Victoria Whale Watching Report: 3 Humpback Whales & Race Rocks Ecological Reserve
October 15, 2019
Guests and crew were eager to start our whale watching adventure this morning as we boarded the Orca Spirit and entered the Juan de Fuca Strait. We started our search for puffy, white blows, fins and splashes by heading south and west towards the Olympic Pennisula of Washington.
We moved west of Race Rocks Lighthouse where a humpback surfacing caught our attention!
This giant of the sea appeared to be foraging because it was swimming fast and switching directions as it dove into the deep. It had an all-black tail when it fluked, with a few white rings from old barnacles.

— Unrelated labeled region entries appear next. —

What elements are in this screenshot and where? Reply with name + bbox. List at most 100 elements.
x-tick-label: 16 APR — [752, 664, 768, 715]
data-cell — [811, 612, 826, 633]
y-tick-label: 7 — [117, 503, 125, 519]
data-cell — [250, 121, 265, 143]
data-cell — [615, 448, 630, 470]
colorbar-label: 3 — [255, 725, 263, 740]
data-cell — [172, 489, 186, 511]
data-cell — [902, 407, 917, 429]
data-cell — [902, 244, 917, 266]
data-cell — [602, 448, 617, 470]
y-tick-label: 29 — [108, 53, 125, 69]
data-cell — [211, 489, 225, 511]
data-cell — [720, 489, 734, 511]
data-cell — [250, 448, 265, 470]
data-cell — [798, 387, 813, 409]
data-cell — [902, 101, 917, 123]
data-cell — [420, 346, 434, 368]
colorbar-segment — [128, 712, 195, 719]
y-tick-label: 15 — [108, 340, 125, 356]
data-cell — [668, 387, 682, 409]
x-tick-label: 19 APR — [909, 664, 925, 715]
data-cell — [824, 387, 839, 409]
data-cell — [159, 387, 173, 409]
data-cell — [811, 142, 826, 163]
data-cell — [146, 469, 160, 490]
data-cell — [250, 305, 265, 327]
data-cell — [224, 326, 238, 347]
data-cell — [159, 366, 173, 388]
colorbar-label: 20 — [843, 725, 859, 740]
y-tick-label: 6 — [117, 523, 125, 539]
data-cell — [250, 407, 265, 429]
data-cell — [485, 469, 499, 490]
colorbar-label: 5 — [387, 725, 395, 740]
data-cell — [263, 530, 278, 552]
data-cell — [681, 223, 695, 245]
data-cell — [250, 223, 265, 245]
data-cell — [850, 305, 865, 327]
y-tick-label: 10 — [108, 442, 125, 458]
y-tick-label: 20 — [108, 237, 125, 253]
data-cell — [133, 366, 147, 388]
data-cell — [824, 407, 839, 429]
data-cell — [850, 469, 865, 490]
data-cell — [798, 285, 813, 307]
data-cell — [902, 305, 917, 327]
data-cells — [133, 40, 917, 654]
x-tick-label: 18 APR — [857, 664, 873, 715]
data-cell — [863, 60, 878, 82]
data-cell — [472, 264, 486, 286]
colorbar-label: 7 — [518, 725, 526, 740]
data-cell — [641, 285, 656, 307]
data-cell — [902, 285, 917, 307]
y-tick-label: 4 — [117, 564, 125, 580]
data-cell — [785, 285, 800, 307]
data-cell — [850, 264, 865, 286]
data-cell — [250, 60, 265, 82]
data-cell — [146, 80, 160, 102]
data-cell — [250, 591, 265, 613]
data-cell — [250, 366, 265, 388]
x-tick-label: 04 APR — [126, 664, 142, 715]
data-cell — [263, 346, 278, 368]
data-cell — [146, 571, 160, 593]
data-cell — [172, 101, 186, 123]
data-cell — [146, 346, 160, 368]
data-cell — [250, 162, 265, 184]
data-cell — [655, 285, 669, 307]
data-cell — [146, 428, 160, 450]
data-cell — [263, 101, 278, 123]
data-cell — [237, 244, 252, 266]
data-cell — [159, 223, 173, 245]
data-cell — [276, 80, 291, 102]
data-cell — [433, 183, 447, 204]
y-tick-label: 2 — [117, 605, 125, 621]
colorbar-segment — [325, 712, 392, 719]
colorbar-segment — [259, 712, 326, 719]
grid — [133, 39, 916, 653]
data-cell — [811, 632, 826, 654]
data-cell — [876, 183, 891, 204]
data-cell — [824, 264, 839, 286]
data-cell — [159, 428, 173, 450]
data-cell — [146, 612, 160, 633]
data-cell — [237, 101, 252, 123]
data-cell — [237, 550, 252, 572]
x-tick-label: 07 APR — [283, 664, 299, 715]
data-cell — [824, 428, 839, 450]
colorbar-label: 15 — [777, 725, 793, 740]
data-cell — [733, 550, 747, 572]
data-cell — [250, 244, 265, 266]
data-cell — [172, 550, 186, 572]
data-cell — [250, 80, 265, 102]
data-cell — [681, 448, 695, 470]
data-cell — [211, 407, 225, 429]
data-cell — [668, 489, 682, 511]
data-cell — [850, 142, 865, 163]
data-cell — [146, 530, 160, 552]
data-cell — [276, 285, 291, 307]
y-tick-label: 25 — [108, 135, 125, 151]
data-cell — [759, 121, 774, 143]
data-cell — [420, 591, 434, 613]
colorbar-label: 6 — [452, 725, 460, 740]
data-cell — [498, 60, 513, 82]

After about ten minutes of silence at the surface, we spotted two blows towards the lighthouse! We started to move towards the blows and were surprised by humpbacks surfacing on the way. We realized we had three humpback whales in close range! The group of two was a mother and her calf. Mom had two white patches on the underside of her tail and the calf’s flukes were almost all white. The colour pattern on the underside of the tail is what we use to identify humpbacks as individuals.
It is always special to see the interactions between a mother and her calf. They mimic their mothers, surfacing side-by-side and fluking one after the other. Humpback babies are born in the winter months between December and February. Calving grounds are in the warm waters of Mexico, Hawaii and Costa Rica for the North Pacific population.
They will soon head south again to mate and give birth to next year’s young. Calves are under the watchful eye of their mothers for just one year. This little one only has a few more months before it takes on the world alone! But humpbacks are social animals, so a friend is never far!
As we were so close to Race Rocks Lighthouse, we headed over to the collection of rocky islets to check out the California and Steller Sea Lions. With growls, roars and barks filling the air, we enjoyed the sights but not so much the smell of these giant pinnipeds.
Their smaller cousins, the Harbour Seals, occupied the lower shorelines of the islands, keeping out of the way of the aggressive big boys. Time was running out for our adventure, so we said farewell to the wildlife and motored on in to the Victoria Harbour.